To recreate the figures for this manuscript, please execute the scripts in each directory in numerical order. Each directory's README includes more specific details on execution. To be more explicit, run the scripts in each directory in the following order: 00_Download_and_Preprocessing, 01_Run_GenoPipe, 02_TSS_NFR, 03_core-promoter, 04_plusonenucleosome, 05_Call_Motifs, 0X_Bulk_Processing, and then finally Library.
Use the following anaconda environment initialization for setting up dependencies
conda create -n bx -c bioconda -c conda-forge bedtools bowtie2 bwa cutadapt meme opencv pandas samtools scipy sra-tools wget pybigwig
For genetrack-executing script, a python2 environment needed to be created.

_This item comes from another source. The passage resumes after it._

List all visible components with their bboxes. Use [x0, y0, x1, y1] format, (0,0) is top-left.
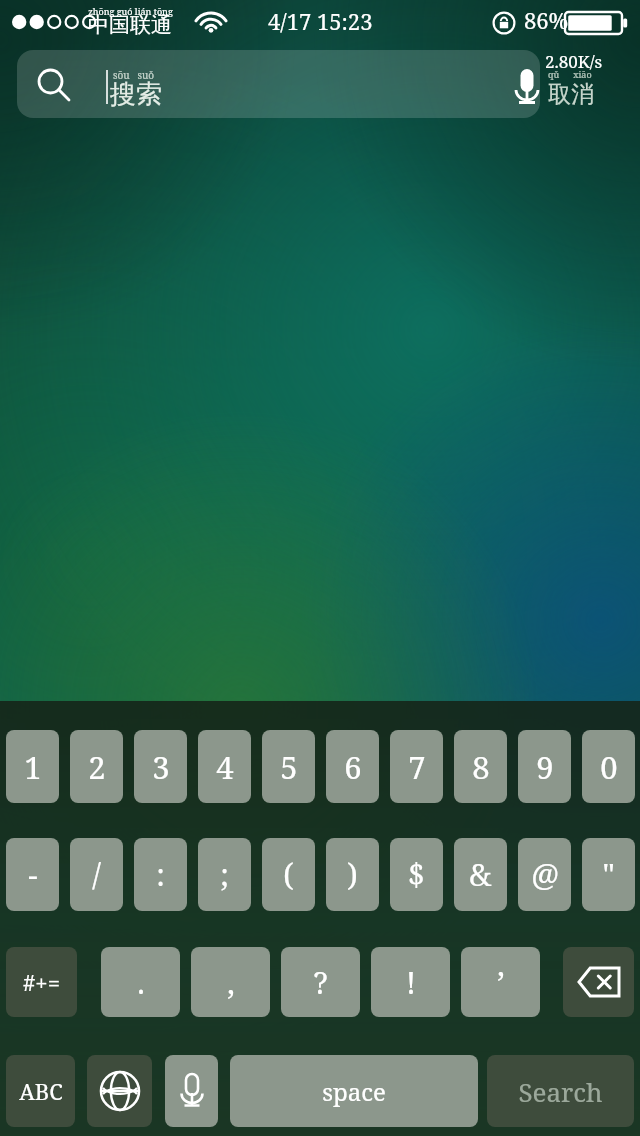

The create command for that env is as follows:
conda create -n genetrack -c conda-forge -c bioconda python=2.7 numpy
For motif scanning and other python script, The create command for that env is as follows:
conda create -n virtualenv
pip install certifi contourpy cycler fonttools kiwisolver kneed matplotlib numpy packaging pandas patsy Pillow ply pyparsing PyQt5-sip pysam python-dateutil pytz scipy seaborn setuptools sip six statsmodels toml tornado tzdata wheel
Perform the preprocessing steps including alignment of raw sequencing data from both novel and previously published data.
Perform quality control for genetic background on these data by running GenoPipe on the aligned BAMs.
Call TSS sites based one PRO-cap RNA capped sites, define transcription activate region by determining +1 and -1 nucleosome relative to each TSS.
Define core-promoter region -- TSS upstream 30bp region -- is TATA or TATA-less
Call phased-aligned +1 nucleosome and group by dinucleotide encoding
Call TF binding motif
With the BAM and BED files built from the scripts in the above directories, perform bulk read pileups for heatmaps and composites. Perform data quantification.
Copy/organize results from bulk processing into figure-specific directories corresponding to subfigures in the manuscript.
all figures in paper
Store large files to be globally accessed by the scripts in each directory
Generalized scripts and executables for global access by each of the numbered directories.